Opinion: Peace of Riga divided Belarusians

Vyacheslav Danilovich
Vyacheslav Danilovich

MINSK, 18 March (BelTA) – The Peace of Riga divided Belarusian people into two parts, Rector of the Academy of Public Administration under the Aegis of the President of the Republic of Belarus Vyacheslav Danilovich said as he took part in a meeting of the Expert Community project in BelTA's press center to discuss the impact and consequences of the Peace of Riga for Belarusian people.

“The Peace of Riga is a tragic page in the history of Belarus. Our people were divided into two parts. The western regions of Belarus were part of Poland for almost 20 years. For Belarusians, the reunification of our people in the autumn of 1939 is an act of historical justice. It means a lot to us: if not for this, it is unclear how Belarus would have looked like now. Half of our people could have simply been assimilated, because in the interwar period the Polish authorities pursued a policy of Polonization on the territory of Western Belarus, which could have resulted in a much bigger number of so-called Orthodox Poles in Poland now,” he said.

According to him, this event had far-reaching consequences that are felt to this very day. “We see that the Polish ruling elites have embarked on confrontation causing strife over historical memory of Belarusian and Polish peoples. There is a policy of glorifying those who committed the genocide of Belarusian people in Bialystok Region that became part of Poland in 1944 and in the western part of the BSSR where the so-called ‘cursed soldiers' turned to banditry, and some actually took part in ethnic cleansing campaigns. These things are unacceptable. Therefore, we strongly oppose this and should make our voice heard on these events, we should show why this is unacceptable for us,” he said.
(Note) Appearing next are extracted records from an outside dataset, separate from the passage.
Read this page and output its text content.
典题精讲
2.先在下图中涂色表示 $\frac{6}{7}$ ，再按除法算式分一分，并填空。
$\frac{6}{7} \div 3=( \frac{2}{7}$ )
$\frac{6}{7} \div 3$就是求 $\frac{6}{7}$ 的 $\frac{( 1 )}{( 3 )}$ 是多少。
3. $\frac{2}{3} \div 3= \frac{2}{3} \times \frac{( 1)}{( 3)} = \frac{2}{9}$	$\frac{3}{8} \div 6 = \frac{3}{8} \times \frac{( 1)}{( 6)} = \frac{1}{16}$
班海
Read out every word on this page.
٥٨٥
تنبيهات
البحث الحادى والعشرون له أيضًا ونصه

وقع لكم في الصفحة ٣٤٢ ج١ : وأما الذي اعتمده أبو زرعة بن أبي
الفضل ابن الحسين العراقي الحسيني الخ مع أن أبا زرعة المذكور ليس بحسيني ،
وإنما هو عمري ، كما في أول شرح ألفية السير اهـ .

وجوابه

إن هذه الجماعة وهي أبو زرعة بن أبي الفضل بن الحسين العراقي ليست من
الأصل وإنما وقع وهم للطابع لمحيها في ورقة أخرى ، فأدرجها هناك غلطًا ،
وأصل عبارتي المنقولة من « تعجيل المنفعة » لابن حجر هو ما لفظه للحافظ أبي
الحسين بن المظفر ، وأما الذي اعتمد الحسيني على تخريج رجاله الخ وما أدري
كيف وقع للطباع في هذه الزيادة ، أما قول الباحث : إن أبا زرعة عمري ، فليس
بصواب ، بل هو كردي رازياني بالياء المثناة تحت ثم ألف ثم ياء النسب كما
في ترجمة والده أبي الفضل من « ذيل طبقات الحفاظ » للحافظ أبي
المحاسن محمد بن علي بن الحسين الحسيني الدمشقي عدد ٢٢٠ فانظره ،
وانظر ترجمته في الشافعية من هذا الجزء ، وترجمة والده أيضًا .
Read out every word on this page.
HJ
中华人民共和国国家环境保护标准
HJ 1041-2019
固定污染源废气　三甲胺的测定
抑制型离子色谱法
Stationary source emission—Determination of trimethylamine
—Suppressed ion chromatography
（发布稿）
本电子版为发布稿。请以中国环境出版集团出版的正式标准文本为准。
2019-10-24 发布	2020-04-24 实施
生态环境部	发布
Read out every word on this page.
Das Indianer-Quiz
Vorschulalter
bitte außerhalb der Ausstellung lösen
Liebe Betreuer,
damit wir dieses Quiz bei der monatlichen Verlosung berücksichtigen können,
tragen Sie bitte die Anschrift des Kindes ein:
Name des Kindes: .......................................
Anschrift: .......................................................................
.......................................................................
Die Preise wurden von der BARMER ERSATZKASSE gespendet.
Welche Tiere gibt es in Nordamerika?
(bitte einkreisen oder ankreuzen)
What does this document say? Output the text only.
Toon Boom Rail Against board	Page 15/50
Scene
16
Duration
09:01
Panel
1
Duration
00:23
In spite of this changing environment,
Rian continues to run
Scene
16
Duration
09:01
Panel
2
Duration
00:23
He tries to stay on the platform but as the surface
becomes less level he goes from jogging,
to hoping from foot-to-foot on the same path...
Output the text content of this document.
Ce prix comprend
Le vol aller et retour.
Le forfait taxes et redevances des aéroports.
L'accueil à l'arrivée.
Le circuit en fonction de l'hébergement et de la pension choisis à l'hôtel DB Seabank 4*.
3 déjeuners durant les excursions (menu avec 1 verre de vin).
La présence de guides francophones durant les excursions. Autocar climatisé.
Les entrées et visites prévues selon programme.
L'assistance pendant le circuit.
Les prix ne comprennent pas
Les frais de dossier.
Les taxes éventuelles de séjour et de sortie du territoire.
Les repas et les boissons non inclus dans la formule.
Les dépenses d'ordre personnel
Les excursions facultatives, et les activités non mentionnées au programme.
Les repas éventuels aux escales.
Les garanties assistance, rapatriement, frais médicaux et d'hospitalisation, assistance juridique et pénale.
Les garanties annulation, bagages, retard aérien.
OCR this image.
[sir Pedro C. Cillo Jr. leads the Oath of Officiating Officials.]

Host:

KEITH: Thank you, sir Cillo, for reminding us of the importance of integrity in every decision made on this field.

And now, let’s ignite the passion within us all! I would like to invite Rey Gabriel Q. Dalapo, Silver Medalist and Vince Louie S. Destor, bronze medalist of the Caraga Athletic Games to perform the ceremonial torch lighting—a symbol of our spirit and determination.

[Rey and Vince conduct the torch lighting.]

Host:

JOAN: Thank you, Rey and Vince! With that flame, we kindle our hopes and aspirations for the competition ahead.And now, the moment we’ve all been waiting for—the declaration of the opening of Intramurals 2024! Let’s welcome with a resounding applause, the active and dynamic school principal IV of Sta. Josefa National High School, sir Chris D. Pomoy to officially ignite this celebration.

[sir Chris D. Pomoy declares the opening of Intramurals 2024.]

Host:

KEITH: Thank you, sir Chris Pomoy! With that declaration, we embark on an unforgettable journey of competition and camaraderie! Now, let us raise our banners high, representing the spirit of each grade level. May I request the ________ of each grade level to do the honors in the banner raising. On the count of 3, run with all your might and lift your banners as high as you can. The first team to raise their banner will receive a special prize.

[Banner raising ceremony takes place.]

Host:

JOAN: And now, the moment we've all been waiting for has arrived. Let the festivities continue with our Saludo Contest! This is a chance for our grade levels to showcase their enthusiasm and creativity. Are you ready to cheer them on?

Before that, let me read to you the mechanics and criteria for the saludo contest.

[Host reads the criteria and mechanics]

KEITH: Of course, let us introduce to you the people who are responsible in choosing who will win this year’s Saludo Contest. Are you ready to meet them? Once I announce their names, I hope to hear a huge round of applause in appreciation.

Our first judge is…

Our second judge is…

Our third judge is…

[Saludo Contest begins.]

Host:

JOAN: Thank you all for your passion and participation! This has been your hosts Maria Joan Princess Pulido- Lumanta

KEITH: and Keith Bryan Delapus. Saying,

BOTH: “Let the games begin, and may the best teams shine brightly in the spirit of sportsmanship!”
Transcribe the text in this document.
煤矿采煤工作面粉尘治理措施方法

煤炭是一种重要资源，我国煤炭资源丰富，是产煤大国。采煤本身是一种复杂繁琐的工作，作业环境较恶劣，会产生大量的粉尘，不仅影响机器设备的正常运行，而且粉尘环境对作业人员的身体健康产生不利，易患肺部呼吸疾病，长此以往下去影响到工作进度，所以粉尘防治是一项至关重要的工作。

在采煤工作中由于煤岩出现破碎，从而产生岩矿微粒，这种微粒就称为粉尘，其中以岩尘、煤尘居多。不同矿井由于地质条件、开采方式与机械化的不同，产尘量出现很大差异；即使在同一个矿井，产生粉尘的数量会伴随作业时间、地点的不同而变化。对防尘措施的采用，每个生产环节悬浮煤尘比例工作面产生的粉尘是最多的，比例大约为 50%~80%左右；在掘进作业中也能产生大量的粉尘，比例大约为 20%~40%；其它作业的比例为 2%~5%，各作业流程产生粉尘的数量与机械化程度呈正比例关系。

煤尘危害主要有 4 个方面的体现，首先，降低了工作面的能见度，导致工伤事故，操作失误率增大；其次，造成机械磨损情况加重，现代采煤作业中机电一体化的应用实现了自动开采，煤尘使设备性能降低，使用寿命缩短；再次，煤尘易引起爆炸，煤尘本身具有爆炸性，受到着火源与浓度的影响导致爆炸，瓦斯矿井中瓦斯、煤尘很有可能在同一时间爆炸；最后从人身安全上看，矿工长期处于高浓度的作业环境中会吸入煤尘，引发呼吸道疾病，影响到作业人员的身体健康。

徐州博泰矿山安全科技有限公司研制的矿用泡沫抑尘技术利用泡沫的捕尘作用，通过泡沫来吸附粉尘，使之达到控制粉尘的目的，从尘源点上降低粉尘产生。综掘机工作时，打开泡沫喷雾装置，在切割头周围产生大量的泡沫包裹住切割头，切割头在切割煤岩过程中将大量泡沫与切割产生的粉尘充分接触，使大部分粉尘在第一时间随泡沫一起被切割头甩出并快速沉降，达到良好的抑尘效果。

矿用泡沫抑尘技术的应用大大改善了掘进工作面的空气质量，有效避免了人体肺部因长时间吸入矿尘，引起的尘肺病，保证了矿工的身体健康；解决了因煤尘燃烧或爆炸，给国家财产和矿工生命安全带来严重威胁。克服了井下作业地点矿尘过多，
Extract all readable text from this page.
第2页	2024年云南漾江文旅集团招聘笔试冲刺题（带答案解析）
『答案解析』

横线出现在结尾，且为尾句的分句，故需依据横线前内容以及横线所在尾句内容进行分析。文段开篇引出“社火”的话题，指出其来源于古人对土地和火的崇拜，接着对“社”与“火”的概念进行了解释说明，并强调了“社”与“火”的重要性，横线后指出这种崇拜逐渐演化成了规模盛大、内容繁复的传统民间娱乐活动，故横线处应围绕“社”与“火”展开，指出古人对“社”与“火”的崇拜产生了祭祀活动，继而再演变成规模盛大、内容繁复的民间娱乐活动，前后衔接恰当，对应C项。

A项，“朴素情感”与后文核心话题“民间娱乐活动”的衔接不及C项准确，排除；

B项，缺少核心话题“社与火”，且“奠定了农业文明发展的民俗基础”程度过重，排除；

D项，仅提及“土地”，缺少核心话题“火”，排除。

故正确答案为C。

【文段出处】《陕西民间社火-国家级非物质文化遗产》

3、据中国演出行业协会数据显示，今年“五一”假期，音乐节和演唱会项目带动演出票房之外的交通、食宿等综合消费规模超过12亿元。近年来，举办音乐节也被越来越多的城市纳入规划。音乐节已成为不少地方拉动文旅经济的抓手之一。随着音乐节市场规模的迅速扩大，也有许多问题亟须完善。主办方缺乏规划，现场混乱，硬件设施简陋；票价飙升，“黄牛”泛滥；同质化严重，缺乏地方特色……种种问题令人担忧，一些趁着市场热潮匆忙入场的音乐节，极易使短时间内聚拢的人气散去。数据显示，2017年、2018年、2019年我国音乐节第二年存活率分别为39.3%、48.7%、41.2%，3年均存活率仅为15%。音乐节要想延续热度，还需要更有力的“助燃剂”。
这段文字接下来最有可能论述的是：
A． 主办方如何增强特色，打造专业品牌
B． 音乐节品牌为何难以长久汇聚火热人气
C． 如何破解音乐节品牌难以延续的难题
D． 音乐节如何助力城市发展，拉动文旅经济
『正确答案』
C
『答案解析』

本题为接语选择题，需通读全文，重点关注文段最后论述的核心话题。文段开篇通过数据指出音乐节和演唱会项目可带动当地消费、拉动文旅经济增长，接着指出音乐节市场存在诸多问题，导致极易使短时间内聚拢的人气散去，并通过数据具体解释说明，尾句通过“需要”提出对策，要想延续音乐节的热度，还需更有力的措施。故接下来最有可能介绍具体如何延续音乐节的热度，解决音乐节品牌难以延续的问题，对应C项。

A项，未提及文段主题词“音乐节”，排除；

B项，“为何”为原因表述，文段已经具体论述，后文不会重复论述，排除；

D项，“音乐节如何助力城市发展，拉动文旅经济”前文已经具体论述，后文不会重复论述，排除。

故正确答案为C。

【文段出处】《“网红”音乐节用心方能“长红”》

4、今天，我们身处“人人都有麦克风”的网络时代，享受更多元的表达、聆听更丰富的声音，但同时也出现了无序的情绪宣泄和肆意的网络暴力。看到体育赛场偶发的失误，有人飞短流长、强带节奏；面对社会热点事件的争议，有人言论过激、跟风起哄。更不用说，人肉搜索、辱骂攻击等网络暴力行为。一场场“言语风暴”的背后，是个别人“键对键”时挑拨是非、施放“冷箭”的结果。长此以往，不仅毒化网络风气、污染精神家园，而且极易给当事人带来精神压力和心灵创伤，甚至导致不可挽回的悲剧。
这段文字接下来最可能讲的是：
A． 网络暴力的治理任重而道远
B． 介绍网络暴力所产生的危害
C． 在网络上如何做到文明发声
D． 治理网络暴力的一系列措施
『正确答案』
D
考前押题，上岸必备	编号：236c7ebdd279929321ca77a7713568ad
The conference is held by the Institute of History of the National Academy of Sciences jointly with the Academy of Public Administration under the Aegis of the President of the Republic of Belarus. The country's leading scientists will deliver over 40 reports on 18-19 March. They will discuss the fate of the Belarusian statehood under the geopolitical challenges of 1918-1923, the Polish-Soviet War of 1919-1921 and assess the role of the Peace of Riga in the fate of Belarusian people.